CFA level 1 writer's rule:

read twice, answer once
gill15 I agree with Johntan...I thought bonds were secured by Assets of issuing company....arent bonds always...
adidasler the previous question answered that geniuses ....
usually unsecured and subordinated debt ...
vadfir Convertibles have 3 basic attributes:
1) An upside potential that normally is less than that of the underlying comm. stock because convert. buyers pay premium for the conversion privilege
2)Less downside risk than the stock due to built-in price supports.
3)Yield is normally higher than that of the associated stock.
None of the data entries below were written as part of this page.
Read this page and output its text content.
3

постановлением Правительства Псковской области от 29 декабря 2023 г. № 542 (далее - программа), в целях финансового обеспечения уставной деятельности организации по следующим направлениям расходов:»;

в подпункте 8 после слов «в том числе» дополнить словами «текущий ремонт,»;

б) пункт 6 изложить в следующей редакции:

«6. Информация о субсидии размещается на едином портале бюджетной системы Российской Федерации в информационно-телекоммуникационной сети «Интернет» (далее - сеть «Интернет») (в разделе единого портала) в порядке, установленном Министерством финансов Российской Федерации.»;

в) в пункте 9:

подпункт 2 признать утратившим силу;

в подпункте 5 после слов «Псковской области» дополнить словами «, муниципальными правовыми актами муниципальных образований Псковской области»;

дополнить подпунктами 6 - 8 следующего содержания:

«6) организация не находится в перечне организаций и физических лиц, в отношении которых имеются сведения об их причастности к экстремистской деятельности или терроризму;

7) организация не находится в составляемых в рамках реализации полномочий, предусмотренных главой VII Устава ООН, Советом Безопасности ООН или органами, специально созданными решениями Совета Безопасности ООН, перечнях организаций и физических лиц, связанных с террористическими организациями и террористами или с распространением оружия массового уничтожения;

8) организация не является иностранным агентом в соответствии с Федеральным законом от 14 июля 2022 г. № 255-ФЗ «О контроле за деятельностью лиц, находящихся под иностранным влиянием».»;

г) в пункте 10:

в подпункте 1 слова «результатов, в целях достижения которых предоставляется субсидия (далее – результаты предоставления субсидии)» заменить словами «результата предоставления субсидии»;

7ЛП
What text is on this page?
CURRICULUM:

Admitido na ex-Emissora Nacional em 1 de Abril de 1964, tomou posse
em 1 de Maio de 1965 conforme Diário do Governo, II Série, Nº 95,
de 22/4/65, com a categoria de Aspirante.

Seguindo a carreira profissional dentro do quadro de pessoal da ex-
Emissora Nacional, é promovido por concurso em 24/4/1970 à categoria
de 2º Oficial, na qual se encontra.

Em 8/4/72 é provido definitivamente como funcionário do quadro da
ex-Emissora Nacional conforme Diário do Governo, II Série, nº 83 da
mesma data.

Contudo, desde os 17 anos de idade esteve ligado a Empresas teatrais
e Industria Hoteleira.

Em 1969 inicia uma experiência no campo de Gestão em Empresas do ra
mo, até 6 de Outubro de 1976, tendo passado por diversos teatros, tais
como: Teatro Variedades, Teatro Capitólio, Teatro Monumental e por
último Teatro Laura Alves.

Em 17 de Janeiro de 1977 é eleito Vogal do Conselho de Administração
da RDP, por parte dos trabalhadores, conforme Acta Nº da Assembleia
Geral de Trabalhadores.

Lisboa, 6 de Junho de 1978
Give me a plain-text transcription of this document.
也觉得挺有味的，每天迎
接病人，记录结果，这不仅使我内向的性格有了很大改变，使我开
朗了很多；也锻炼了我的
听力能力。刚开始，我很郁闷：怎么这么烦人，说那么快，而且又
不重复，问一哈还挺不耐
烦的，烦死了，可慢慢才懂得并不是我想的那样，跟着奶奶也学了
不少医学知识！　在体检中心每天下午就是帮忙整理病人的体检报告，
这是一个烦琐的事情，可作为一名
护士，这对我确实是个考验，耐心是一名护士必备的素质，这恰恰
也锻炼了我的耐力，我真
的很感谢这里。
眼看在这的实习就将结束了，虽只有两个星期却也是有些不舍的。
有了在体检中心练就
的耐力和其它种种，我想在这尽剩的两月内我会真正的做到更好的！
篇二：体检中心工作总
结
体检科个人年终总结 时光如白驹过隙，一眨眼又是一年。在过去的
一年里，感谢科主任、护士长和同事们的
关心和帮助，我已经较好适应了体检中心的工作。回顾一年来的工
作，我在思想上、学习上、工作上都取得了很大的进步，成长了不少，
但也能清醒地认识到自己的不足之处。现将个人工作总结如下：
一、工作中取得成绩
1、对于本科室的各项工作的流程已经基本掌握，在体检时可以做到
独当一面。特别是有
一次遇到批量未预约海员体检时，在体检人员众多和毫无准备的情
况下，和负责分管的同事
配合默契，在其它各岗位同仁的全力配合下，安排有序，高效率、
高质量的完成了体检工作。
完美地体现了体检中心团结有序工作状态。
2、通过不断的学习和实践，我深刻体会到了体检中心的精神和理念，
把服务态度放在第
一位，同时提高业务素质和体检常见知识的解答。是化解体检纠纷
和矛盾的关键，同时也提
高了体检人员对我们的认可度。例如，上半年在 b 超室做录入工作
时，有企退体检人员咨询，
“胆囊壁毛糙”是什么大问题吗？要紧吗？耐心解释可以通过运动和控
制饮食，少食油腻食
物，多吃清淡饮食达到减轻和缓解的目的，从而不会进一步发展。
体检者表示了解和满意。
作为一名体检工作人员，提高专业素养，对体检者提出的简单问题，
chcarnes @gill15 - an unsecured bond is a claim to cash flows of the firm. a secured bond is secured by a specific asset that will be liquidated as first priority to pay back bondholders. Key word is specific
fabsan Practitioners agree that the Return on any Asset class is 1st function or the risk. The yield or the Required rate of return on the convertible bond depends on the risk of the convertible bond. Everybody should agree that the convertible bond is less risky than the common stock of the same issuer (in any perspective). If market are efficient or even semi-efficient, the yield on the convertible cannot exceed the yield on the stock. At the same time, if th yield on the common stock is higher than the convertible bond yield we have an arbitrage condition (investors will buy the bond, convert it and sell the stock till there is no more arbitrage condition). I think the yield should relatively be the same for these 2, therefore A is not true.
sshetty2 1sttimers right, you cant compare debt to equity in terms of yield despite the convertibility factor; i messed up to i thought they were comparing convertibility to non-convertibility
curren0625 A is true, it is a common sense. In actual, coupon payment is generally higher than dividend, based on rational pricing. It's LV1, don't be complex.